Berkaitan dengan riwayat di atas, Imam Ahmad bin Abu Bakar bin Ismail al-Bushairy dalam kitabnya Ittihaaf al-Khairah al-Muhirrah Bi Zawaaid al-Masaanid al-‘Asyrah (8/87) mengatakan, bahwa riwayat di atas disampaikan oleh al-Harits bin Abu Usamah secara mauquf,akan tetapi semua rawi-rawinya adalah tsiqat (dapat dipercaya).

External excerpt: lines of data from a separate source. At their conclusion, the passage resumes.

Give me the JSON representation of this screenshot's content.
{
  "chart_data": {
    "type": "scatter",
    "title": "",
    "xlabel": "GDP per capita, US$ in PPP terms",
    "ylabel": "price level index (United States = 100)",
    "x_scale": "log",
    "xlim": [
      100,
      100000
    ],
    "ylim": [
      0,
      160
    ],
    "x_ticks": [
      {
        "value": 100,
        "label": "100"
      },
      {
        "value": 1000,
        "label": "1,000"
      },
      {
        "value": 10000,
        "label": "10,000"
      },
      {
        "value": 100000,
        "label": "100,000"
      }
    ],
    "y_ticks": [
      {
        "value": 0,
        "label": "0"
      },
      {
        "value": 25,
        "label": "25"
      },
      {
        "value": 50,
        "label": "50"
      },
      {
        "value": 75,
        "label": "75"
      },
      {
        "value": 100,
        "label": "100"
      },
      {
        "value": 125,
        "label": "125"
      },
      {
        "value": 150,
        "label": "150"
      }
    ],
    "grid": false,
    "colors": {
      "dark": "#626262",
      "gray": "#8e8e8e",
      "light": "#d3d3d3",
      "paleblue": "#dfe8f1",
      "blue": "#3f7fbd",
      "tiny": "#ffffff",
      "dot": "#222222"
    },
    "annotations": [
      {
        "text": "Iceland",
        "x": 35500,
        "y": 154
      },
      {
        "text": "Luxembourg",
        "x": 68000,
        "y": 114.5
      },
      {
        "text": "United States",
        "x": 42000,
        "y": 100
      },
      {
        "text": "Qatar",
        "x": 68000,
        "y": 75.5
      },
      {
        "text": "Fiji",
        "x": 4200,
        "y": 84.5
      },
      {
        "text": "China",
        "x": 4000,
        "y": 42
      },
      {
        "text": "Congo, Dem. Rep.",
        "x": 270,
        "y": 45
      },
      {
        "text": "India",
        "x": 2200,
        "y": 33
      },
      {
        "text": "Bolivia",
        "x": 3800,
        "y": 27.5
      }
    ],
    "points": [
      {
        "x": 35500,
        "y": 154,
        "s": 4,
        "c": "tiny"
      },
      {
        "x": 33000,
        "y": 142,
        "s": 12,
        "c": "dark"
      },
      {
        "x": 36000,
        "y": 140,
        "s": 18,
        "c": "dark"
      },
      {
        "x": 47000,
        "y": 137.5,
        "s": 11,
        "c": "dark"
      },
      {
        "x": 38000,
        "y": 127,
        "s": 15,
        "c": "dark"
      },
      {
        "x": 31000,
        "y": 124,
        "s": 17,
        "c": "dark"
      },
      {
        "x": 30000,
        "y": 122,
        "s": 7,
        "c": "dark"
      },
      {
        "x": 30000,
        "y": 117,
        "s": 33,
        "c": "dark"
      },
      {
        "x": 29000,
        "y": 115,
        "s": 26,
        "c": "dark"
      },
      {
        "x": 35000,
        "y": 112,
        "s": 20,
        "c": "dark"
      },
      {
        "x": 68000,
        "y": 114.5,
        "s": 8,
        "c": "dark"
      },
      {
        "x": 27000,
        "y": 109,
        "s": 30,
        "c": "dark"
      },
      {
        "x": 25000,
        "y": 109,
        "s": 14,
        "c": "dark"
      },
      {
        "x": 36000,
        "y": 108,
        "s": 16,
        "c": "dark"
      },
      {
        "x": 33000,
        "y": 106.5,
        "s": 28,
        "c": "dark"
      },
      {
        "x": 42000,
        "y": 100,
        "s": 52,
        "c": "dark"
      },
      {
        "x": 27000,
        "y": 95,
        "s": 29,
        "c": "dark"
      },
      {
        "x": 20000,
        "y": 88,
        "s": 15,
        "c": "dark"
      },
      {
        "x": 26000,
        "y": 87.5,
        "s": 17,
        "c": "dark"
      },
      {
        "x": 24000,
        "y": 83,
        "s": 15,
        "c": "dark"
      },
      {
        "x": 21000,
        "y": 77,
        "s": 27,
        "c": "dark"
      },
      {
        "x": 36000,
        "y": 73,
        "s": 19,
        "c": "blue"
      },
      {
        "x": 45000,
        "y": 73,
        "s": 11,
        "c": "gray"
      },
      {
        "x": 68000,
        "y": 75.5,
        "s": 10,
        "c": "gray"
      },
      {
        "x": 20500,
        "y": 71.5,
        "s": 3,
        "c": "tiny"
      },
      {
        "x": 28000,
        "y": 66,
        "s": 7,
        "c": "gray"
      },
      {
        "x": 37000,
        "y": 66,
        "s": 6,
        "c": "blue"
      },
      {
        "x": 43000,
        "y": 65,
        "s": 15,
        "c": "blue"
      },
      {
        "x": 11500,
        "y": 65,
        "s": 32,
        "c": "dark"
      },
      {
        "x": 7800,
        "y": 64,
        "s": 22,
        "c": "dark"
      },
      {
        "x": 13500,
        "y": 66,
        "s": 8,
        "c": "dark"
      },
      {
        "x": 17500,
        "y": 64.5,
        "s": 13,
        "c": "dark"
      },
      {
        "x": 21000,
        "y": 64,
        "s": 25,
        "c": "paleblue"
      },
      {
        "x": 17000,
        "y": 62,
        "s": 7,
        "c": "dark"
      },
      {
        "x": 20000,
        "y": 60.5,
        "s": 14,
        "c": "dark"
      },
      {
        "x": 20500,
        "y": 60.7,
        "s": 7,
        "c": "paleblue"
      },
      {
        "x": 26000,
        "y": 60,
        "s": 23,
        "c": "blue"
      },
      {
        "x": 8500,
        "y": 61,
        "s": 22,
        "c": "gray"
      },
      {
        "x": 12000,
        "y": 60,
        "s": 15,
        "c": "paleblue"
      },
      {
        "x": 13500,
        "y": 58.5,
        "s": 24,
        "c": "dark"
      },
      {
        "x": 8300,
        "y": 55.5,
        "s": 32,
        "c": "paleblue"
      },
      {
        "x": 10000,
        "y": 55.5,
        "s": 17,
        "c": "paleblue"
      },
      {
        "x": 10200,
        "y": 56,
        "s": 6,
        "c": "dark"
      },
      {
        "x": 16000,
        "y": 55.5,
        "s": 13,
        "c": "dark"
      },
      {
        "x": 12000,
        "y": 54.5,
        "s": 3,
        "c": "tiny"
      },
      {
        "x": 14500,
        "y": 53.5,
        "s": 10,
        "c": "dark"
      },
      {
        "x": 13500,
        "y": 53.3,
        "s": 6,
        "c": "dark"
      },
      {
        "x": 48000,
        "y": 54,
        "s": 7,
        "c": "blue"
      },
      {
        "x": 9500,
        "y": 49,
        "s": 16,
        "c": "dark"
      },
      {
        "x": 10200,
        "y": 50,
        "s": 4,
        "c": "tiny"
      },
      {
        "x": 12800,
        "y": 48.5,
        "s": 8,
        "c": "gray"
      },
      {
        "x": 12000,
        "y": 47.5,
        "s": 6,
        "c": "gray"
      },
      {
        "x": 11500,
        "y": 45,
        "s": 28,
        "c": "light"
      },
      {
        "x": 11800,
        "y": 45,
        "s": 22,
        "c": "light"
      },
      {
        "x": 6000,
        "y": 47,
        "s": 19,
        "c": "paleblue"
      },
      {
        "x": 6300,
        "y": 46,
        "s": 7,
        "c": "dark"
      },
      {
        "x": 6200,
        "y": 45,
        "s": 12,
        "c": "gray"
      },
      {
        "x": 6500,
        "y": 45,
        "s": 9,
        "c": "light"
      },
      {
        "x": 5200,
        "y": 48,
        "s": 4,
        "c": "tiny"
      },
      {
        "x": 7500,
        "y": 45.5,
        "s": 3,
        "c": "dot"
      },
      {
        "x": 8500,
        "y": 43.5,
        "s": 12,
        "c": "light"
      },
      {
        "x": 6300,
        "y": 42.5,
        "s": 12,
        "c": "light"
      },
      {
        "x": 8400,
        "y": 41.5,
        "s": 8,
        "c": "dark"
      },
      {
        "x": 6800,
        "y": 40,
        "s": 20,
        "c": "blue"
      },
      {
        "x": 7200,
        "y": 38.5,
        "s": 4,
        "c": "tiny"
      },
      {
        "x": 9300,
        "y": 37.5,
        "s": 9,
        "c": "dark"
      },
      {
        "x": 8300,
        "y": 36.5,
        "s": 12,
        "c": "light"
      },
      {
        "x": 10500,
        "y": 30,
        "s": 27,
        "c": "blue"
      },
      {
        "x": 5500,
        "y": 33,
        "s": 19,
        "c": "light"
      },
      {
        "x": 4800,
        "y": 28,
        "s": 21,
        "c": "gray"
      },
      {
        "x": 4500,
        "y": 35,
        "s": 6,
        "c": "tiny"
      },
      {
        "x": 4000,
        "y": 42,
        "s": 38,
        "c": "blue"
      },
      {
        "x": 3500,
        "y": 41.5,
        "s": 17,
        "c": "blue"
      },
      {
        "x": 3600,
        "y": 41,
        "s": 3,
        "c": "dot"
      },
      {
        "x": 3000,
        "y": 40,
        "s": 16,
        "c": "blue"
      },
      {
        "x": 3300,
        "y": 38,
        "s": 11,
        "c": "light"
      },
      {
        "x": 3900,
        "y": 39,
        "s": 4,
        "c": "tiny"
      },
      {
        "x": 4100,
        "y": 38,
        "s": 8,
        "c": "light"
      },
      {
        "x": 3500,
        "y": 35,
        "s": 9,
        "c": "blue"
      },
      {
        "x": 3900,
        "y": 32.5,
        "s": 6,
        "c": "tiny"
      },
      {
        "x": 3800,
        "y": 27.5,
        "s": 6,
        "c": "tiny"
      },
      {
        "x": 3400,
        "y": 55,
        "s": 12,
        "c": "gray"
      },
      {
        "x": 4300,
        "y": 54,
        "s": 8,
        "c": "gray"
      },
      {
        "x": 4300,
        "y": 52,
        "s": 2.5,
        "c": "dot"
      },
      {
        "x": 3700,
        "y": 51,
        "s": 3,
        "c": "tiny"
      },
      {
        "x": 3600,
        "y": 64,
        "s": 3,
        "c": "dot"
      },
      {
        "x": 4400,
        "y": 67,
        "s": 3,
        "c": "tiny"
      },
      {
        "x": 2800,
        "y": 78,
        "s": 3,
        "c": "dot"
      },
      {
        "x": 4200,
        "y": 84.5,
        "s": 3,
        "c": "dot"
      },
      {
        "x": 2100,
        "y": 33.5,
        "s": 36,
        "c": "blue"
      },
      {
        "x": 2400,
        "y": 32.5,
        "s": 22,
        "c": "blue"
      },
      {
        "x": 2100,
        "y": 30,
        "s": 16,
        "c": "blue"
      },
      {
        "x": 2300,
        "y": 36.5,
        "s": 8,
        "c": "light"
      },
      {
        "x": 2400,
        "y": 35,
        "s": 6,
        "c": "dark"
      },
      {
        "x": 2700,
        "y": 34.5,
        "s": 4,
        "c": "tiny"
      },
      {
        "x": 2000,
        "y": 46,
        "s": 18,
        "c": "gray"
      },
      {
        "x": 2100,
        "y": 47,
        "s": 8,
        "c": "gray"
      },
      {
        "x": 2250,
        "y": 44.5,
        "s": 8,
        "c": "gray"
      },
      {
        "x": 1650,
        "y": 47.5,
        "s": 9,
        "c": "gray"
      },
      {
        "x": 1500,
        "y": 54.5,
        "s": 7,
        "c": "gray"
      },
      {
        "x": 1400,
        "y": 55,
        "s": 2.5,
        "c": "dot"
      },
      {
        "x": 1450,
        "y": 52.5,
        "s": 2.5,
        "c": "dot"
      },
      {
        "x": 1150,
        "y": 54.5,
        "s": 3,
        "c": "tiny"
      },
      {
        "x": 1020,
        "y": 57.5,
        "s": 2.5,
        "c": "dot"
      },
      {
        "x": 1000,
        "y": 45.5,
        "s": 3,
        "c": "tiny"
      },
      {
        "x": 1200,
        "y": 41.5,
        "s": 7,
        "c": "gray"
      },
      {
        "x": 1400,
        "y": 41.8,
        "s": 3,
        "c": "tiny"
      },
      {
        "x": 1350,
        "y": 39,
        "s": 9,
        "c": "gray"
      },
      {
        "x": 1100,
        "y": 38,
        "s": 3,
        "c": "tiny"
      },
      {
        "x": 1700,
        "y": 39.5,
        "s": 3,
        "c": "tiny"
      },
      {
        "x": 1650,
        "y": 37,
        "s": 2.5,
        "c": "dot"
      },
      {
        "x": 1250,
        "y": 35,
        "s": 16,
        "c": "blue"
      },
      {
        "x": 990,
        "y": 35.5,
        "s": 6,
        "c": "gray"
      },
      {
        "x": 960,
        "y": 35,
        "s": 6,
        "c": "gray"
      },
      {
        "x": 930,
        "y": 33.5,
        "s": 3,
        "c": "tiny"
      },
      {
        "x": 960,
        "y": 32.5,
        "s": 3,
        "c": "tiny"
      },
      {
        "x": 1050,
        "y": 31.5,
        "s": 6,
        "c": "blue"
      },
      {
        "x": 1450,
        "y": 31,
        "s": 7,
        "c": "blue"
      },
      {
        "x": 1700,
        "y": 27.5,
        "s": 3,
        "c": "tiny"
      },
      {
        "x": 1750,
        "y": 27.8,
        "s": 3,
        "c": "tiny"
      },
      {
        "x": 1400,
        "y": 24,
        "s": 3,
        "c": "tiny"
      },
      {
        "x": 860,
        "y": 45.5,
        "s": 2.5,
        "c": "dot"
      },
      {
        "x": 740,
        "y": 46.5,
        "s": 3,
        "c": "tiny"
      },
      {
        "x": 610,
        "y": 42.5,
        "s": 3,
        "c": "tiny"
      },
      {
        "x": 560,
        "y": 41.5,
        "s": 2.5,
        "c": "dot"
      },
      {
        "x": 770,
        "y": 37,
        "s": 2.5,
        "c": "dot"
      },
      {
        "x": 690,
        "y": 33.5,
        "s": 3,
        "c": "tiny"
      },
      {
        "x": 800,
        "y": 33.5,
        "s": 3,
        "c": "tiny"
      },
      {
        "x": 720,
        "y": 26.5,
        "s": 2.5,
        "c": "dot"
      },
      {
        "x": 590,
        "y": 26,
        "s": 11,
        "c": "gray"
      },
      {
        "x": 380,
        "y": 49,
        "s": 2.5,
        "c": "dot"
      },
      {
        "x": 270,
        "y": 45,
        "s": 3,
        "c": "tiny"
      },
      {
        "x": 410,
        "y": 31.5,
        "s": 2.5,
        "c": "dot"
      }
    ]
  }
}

4.      Sungai Nil adalah Rajanya sungai

Hal ini sebagaimana disampaikan oleh Ibn Abi Hatim dalam Tafsirnya, sebagaimana dinukil oleh Imam as-Suyuthi dalam Husnul Muhadharah (2/302), bahwa Amer bin Ash pernah mengatakan: 

نيل مصر سيد الأنهار، سخر الله له كل نهر بالمشرق والمغرب، فإذا أراد الله أن يجري نيل مصر أمر كل نهر أن يمده، فأمدته الأنهار بمائها، وفجر الله له الأرض عيونا، فإذا انتهت جريته إلى ما أراد الله، أوحى الله إلى كل ماء ان يرجع إلى عنصره.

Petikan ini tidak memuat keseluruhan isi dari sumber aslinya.